We dragged along behind the semi for another three-quarters of a mile, until it pulled off into the large and surprisingly crowded parking lot of a truck stop complete with a small motel, three gas islands, a showering facility, car wash, and restaurant.

"You never told me that your folks' place was so big," I said as Christopher maneuvered toward a parking space in an area designated MOBILE HOMES AND TRAILERS ONLY.

"It wasn't," he said, the surprise evident in his voice.  He killed the engine and looked out on the scene, open-mouthed.  "Good God—Dad had talked about trying to expand the place, but I never thought… wow."
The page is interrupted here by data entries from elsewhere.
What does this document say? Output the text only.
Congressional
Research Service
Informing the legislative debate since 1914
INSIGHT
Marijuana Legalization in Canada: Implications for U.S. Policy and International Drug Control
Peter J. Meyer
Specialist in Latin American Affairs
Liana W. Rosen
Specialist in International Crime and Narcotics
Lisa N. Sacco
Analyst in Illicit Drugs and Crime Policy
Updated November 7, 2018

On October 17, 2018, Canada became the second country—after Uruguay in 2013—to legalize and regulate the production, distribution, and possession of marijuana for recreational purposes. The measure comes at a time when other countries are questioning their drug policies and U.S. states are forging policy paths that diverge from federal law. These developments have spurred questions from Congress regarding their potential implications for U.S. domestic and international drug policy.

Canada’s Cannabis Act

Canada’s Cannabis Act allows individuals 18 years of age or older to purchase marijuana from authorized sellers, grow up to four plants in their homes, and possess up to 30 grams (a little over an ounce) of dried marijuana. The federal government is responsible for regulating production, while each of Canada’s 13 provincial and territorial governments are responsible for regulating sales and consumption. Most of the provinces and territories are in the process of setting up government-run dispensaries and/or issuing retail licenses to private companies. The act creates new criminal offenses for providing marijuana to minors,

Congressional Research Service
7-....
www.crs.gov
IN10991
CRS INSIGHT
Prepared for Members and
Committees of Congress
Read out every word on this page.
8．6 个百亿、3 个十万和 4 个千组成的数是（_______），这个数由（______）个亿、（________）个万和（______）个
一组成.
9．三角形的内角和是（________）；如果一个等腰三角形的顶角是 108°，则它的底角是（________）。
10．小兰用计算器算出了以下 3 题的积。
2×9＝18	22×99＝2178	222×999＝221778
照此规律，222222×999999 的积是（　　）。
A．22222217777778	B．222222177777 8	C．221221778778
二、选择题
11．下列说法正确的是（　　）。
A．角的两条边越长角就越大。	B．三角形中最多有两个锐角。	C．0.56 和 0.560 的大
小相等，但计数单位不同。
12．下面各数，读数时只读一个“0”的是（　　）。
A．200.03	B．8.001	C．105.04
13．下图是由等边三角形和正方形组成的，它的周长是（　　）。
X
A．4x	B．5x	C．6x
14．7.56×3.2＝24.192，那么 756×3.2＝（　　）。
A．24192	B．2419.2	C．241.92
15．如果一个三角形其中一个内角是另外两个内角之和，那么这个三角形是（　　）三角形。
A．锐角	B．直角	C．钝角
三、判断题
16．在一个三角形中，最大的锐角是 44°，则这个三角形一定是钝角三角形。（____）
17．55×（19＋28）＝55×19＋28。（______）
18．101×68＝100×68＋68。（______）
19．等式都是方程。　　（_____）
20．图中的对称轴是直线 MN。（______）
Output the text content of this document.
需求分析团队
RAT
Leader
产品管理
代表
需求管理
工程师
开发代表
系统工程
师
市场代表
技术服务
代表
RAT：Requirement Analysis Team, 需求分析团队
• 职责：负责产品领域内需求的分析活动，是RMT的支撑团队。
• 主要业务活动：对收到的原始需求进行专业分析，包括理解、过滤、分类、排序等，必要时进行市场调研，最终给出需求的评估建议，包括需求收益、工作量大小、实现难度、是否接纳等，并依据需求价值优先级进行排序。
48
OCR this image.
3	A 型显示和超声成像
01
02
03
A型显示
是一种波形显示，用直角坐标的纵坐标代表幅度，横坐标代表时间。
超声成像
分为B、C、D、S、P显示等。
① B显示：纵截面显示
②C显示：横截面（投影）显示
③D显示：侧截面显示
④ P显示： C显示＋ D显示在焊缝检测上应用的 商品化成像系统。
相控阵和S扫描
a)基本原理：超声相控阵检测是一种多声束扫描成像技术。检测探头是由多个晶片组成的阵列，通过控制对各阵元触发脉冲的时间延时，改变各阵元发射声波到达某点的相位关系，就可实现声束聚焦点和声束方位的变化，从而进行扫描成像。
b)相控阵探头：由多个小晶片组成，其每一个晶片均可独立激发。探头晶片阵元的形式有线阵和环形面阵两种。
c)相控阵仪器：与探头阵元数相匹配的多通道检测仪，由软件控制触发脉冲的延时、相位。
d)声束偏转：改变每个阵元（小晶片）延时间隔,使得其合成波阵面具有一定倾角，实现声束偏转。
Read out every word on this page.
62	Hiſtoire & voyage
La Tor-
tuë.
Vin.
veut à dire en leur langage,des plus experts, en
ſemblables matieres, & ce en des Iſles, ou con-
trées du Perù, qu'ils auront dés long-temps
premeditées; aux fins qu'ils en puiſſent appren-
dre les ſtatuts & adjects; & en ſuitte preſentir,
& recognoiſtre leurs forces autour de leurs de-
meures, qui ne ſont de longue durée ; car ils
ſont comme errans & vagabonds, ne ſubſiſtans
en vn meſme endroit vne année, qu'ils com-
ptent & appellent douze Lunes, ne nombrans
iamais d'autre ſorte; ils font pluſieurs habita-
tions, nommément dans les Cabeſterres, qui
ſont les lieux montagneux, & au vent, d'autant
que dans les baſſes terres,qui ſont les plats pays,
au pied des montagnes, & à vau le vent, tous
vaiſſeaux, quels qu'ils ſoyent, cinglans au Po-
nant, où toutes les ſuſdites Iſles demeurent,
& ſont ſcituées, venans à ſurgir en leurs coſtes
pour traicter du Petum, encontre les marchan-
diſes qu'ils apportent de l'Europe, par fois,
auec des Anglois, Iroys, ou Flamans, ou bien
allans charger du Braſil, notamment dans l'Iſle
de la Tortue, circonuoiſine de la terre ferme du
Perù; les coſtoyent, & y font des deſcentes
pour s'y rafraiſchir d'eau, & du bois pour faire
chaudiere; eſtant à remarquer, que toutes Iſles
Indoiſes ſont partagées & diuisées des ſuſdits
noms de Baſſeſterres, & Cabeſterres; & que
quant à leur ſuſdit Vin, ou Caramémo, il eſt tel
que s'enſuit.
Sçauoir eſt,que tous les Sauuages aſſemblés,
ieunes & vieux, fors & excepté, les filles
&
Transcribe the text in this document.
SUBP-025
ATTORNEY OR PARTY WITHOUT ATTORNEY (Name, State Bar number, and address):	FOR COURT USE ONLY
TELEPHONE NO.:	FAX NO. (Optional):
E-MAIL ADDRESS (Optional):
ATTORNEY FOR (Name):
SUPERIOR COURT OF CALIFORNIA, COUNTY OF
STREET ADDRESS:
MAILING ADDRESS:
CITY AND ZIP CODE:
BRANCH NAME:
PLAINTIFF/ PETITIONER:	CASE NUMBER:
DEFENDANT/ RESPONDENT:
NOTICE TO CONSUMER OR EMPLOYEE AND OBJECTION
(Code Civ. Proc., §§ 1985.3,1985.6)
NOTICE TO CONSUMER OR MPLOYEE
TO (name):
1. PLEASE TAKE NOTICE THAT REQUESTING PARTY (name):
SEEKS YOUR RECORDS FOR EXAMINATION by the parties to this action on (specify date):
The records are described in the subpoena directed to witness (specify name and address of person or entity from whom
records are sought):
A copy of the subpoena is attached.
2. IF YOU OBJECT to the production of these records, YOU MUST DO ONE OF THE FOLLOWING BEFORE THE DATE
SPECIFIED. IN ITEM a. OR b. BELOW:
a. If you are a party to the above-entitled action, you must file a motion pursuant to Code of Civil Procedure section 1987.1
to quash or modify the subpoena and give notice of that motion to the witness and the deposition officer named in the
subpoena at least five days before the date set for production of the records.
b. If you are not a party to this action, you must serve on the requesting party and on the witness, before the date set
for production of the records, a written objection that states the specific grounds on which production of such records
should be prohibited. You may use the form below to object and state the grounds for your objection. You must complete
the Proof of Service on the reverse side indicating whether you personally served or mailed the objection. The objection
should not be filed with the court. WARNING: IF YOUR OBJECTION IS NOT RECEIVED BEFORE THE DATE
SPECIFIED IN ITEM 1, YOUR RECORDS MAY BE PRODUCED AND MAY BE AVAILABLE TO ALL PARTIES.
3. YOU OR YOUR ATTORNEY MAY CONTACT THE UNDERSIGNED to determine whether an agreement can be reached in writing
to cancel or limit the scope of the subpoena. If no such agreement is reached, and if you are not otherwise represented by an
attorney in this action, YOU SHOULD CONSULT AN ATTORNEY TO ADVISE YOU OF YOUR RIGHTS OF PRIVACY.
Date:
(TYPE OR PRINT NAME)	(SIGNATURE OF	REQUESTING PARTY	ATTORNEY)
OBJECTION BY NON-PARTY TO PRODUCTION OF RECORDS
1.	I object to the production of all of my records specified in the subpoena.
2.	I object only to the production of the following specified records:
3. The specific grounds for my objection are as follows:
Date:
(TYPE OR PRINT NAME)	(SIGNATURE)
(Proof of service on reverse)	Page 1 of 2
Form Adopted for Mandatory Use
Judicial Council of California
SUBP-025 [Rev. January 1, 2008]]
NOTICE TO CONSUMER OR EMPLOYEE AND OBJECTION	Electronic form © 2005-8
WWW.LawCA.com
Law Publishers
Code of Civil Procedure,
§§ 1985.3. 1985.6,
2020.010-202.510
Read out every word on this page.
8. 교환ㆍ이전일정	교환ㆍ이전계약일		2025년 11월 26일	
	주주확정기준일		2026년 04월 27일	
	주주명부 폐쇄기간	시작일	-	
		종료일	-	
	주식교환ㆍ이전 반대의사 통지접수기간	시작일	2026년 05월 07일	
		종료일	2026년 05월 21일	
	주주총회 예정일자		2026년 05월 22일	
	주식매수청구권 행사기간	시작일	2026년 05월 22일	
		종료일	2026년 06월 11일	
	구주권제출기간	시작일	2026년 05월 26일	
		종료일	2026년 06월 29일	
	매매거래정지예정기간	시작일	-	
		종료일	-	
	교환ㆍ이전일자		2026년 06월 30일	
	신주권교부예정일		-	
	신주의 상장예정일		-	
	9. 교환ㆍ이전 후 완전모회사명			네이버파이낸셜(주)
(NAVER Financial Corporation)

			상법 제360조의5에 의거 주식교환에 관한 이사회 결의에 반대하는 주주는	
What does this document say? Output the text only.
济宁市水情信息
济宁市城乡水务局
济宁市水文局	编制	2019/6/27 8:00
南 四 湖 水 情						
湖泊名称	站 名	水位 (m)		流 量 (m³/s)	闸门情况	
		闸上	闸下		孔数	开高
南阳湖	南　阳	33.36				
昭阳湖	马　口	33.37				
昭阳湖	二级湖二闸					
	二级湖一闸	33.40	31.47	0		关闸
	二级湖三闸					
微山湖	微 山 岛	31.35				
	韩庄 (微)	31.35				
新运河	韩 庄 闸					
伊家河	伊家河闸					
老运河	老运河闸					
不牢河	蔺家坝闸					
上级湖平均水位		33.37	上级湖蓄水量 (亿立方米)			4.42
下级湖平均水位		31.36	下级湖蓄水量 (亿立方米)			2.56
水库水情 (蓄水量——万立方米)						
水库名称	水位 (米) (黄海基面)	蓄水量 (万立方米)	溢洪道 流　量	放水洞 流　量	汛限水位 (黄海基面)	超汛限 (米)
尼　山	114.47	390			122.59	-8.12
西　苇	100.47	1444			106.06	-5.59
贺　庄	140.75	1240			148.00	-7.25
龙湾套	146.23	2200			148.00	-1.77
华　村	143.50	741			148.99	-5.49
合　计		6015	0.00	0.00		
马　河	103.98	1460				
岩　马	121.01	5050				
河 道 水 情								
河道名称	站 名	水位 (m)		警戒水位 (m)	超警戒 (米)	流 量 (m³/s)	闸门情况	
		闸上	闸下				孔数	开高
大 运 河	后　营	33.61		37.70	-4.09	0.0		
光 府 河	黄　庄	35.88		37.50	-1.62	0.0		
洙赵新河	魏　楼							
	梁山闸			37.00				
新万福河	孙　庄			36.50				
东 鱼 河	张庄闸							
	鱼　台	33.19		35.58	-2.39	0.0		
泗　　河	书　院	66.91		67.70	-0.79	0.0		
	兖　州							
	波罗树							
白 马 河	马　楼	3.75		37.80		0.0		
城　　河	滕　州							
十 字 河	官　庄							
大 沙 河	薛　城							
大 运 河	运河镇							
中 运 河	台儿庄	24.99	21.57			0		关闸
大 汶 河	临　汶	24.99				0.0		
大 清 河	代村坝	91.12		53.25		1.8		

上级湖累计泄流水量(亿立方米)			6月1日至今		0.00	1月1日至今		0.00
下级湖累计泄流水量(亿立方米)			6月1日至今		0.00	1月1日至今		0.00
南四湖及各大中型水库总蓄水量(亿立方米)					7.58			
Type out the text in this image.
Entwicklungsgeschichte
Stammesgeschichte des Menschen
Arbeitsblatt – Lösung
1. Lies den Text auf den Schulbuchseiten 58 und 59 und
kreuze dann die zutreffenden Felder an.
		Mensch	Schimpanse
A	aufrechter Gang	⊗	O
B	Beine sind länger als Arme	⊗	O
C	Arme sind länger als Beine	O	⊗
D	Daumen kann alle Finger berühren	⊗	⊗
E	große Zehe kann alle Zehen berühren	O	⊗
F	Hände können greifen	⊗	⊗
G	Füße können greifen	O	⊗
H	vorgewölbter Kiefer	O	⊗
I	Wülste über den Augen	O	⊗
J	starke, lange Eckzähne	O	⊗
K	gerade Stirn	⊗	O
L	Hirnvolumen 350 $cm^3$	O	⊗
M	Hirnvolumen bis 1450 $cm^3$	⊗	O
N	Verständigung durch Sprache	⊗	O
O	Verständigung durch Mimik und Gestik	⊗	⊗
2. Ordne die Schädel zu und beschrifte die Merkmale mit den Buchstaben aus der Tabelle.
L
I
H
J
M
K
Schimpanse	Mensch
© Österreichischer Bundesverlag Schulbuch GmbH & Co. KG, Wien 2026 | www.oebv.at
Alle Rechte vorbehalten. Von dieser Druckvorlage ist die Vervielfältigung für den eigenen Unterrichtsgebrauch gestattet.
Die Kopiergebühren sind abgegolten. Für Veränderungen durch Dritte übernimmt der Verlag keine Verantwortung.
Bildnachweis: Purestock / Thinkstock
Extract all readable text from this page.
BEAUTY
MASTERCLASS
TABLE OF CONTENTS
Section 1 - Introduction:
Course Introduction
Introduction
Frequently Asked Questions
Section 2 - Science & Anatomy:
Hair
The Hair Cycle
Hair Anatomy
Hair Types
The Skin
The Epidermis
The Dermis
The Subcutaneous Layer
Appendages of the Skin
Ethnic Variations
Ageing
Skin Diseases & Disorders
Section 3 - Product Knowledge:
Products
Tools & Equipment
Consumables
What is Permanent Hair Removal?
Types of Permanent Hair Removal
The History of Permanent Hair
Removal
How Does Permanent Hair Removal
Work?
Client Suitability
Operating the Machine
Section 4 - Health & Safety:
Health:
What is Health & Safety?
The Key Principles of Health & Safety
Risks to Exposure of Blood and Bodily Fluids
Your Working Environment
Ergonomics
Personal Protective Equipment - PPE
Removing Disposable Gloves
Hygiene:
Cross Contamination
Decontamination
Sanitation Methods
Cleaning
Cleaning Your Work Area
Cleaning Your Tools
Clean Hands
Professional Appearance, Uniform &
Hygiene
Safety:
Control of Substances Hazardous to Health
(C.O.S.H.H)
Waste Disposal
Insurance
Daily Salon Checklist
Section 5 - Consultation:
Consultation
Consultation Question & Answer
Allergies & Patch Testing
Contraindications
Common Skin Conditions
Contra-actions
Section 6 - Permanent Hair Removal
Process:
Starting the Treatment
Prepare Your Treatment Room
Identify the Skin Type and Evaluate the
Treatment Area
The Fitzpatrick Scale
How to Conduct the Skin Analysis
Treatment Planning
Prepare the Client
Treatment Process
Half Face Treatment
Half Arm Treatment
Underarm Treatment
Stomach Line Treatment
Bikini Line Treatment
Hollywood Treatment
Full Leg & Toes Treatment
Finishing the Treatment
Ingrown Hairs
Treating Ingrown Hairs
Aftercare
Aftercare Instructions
The restaurant was one of those Mom-and-Pop establishments you pass on the road every trip; front porch, screen doors, neon beer signs hanging in the windows, a sandwich board with "Today's Specials" written in erasable marker, and an old-fashioned soda pop cooler out front—the kind with a lifting lid where you have to guide the ice-cold bottle through a series of metal tracks like a maze until it slides through a mini-turnstile at the end.  All that was missing from the front porch to make it something right out of a Normal Rockwell painting was a wooden rocking chair and floppy-eared hound dog lying across the top of the steps.

"The restaurant's a lot bigger than it looks on the outside," said Christopher.  "At least, that's how I remember it."  He looked at me and shrugged.  "I have no idea how many changes they might have made.  It's been… a while since I was here, you know?"  He was trembling all over.  "Hey, look over there."  He was pointing to an area behind the restaurant, just visible between it and the motel; a green patch of field, where there sat, up on concrete blocks, the remains of a gray 1968 VW Microbus. "I can't believe they still have that thing."

"Except for the no-wheels part, it still looks in fairly good condition to me."

He laughed.  "Maybe they'll sell it to you."